Il y a des signes qui ne trompent pas : au début de l'année, quand les vieux Red Hot Chili Peppers ont annoncé qu'après 25 ans de collaboration avec Rick Rubin, ils préféraient confier la réalisation de leur prochain album à Danger Mouse, il était clair que l'Américain Brian Burton (son nom à l'état civil) avait rejoint le club très privé des "producteur de légende".

Ce n'est finalement pas étonnant quand on fait le point sur la carrière sans-faute de ce natif d'upstate New York âgé de 38 ans. En 2004, Burton sidère le web avec son Grey Album, un mash-up excitant du Black Album de Jay-Z et du mythique White Album des Beatles. A l'époque, le choc artistique est immense, tout le monde en parle. Au-delà de ses brillantes extrapolations sonores, Danger Mouse (nom choisi en hommage à un dessin animé british) prouvait aussi qu'il est un génie de la com et du buzz.

Il frappe fort peu de temps après en fondant le duo Gnarls Barkley avec le rappeur Cee-Lo. Leur single "Crazy" entre dans l'histoire en devenant le premier disque à atteindre les cimes des tops grâce aux téléchargements, enterrant ainsi un peu plus la valeur commerciale du disque physique sur le marché des tubes. Mais en plus d'être un redoutable compositeur de hits, Danger Mouse est avant tout un homme de goût. Ainsi, "Crazy" est construit sur un sample issu d'une BO de western italien des sixties, en l'occurrence Django prépare ton cercueil, ce qui en dit long sur la culture du bonhomme (et le relie à Lee Scratch Perry qui rendait hommage aux films "Django" au début des années 70).

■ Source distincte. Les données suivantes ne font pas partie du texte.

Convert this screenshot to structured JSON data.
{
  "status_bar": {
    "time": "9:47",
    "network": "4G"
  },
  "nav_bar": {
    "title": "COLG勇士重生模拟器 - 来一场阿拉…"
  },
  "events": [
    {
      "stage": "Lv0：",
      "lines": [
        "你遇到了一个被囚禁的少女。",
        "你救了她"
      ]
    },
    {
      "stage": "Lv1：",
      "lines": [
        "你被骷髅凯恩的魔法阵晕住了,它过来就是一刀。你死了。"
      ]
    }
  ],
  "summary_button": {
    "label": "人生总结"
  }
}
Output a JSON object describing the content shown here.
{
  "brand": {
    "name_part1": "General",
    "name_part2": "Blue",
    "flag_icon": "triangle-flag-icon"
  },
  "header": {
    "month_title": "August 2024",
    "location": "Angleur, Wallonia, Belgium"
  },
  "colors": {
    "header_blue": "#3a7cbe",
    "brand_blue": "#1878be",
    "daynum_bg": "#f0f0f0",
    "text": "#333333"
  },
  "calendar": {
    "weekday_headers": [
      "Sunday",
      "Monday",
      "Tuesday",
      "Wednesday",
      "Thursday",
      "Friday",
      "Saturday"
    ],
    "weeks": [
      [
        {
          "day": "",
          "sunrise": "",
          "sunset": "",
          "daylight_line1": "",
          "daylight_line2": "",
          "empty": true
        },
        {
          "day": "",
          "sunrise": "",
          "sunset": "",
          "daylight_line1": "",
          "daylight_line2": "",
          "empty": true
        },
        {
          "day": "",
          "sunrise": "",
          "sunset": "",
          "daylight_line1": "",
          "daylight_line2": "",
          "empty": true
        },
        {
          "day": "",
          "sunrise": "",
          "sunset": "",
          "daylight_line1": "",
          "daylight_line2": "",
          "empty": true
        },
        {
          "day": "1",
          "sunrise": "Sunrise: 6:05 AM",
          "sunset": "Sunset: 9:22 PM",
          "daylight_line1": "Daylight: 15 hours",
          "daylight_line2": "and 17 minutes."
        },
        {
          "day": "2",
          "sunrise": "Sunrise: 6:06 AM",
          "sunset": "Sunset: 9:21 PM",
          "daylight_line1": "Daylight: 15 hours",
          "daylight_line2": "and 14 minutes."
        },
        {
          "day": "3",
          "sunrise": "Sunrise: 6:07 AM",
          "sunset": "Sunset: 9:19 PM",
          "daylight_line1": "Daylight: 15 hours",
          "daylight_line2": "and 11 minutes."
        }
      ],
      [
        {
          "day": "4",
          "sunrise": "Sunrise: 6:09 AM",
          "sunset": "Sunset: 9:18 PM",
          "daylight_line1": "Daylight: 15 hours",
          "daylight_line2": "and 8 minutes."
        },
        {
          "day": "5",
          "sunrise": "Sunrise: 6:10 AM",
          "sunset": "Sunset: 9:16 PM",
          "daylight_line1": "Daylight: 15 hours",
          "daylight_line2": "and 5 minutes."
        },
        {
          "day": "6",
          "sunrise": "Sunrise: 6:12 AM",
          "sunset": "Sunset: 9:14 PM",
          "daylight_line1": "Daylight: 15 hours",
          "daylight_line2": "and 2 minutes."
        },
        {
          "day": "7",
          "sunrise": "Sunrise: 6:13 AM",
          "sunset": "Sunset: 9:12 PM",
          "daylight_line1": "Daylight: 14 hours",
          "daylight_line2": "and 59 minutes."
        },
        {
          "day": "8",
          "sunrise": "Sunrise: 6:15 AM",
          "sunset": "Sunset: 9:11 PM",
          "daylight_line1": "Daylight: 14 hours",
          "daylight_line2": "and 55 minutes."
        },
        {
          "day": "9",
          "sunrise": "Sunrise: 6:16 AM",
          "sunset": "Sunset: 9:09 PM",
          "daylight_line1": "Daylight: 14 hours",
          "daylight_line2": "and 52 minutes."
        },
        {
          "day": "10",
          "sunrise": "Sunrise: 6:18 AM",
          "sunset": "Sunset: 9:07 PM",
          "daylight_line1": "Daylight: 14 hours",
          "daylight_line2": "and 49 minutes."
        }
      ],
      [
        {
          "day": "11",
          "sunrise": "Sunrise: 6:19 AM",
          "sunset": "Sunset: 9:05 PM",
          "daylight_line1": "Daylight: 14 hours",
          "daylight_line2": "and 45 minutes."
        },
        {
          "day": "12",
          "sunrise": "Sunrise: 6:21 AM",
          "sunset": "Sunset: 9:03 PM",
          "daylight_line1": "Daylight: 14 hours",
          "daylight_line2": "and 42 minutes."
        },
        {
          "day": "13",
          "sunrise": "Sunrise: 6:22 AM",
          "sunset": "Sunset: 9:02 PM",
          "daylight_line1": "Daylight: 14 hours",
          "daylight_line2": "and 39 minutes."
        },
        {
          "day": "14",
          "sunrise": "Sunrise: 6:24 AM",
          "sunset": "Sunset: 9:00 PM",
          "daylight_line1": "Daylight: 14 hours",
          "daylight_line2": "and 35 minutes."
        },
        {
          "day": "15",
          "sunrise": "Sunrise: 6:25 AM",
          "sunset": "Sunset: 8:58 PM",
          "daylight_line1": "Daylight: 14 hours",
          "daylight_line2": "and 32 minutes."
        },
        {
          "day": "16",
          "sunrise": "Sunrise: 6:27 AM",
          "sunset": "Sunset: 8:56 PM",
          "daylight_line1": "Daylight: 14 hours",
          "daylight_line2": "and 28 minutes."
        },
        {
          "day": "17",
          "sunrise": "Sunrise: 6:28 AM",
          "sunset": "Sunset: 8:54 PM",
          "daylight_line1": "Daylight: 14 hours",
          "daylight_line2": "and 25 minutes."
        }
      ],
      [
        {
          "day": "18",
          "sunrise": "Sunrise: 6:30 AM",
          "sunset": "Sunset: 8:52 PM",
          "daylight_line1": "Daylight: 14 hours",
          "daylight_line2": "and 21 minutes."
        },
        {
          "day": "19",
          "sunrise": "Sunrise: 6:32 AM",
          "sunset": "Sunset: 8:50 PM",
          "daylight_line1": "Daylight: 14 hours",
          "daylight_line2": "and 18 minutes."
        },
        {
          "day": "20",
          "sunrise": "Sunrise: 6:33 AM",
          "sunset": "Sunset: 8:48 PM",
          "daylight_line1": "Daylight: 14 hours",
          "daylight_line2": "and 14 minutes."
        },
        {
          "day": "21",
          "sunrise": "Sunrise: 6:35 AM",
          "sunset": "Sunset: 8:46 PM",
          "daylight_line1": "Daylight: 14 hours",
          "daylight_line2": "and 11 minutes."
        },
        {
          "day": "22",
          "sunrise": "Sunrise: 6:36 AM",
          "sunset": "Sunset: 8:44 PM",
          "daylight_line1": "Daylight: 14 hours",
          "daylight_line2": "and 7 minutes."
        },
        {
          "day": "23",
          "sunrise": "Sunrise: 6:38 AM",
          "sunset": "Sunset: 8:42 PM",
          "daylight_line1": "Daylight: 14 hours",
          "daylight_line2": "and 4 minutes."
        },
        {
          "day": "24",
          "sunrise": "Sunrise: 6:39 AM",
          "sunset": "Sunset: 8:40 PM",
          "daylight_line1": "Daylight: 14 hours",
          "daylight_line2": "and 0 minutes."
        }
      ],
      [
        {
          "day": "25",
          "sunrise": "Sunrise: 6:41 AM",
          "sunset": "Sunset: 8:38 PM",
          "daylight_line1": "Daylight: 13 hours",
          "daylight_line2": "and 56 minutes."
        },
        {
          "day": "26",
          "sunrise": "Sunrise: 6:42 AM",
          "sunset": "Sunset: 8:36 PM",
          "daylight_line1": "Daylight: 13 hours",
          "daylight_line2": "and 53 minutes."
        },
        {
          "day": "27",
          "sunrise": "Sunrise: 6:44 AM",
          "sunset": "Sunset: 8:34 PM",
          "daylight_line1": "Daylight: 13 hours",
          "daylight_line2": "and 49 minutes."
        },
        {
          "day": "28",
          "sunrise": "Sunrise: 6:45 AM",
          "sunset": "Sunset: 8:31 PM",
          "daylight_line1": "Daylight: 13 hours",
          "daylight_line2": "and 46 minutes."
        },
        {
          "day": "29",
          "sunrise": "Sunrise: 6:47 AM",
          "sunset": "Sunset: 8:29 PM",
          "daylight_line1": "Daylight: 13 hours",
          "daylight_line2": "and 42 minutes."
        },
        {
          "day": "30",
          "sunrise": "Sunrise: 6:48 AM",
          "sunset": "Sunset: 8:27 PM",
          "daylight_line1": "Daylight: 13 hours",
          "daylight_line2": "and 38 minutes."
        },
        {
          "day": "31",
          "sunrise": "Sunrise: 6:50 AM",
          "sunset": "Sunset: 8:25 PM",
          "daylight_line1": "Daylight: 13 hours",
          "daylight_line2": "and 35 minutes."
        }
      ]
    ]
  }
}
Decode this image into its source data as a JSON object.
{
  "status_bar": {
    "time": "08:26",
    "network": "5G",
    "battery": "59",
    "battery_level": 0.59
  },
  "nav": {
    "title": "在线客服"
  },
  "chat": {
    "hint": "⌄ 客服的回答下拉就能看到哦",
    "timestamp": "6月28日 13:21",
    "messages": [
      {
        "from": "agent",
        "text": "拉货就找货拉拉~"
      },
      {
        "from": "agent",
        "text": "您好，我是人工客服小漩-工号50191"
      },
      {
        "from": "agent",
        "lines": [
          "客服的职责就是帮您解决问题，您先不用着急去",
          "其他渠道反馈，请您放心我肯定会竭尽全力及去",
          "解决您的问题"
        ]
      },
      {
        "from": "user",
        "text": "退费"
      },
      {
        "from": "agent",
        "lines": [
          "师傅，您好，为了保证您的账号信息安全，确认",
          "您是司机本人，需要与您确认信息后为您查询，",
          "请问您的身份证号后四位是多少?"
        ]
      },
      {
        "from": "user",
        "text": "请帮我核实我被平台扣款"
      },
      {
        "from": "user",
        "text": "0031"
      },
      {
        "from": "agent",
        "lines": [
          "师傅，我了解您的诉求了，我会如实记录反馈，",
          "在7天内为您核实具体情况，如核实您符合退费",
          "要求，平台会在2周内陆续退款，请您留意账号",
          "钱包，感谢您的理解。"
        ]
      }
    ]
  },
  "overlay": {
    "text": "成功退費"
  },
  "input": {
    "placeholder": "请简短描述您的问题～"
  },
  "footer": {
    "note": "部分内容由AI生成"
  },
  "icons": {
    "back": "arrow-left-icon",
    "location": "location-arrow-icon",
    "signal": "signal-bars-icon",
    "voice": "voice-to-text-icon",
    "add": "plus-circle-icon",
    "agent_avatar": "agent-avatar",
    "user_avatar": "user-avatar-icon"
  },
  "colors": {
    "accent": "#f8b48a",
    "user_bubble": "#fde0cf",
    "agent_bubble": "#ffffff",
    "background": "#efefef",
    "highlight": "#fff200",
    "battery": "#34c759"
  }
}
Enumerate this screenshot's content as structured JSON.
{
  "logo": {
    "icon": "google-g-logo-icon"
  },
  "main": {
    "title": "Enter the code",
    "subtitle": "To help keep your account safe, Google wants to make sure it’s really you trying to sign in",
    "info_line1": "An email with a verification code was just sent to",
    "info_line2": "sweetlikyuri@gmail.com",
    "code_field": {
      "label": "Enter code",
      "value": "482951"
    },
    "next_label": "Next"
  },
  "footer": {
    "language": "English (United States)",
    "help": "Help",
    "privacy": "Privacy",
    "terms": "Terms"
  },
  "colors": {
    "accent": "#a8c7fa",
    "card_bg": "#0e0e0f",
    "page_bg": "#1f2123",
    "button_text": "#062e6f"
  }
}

Danger Mouse se définit comme un "auteur", un réalisateur dans le sens cinématographique du terme. Pas étonnant donc qu'il sorte l'album Rome (avec Daniele Luppi), disque instrumental qui célèbre les western italiens dans lequel interviennent les choristes utilisés par Ennio Morricone pour les films de Sergio Leone (2011). En fait, Danger Mouse peut désormais faire tout ce qui lui passe par la tête. Le Grey Album et Gnarls Barkley, ainsi que son travail avec le rappeur MF Doom (le groupe Danger Doom) ont fait de lui le producteur que tout le monde s'arrache. Pour preuve, le fait qu'il soit appelé par Gorillaz (Demon Days, 2005), Beck (Modern Guilt, 2008), les Black Keys pour trois albums dont El Camino (2011) et Norah Jones (Little Broken Hearts, 2012). On n'avait pas vu un tel sans-faute et éclectisme depuis... Rick Rubin.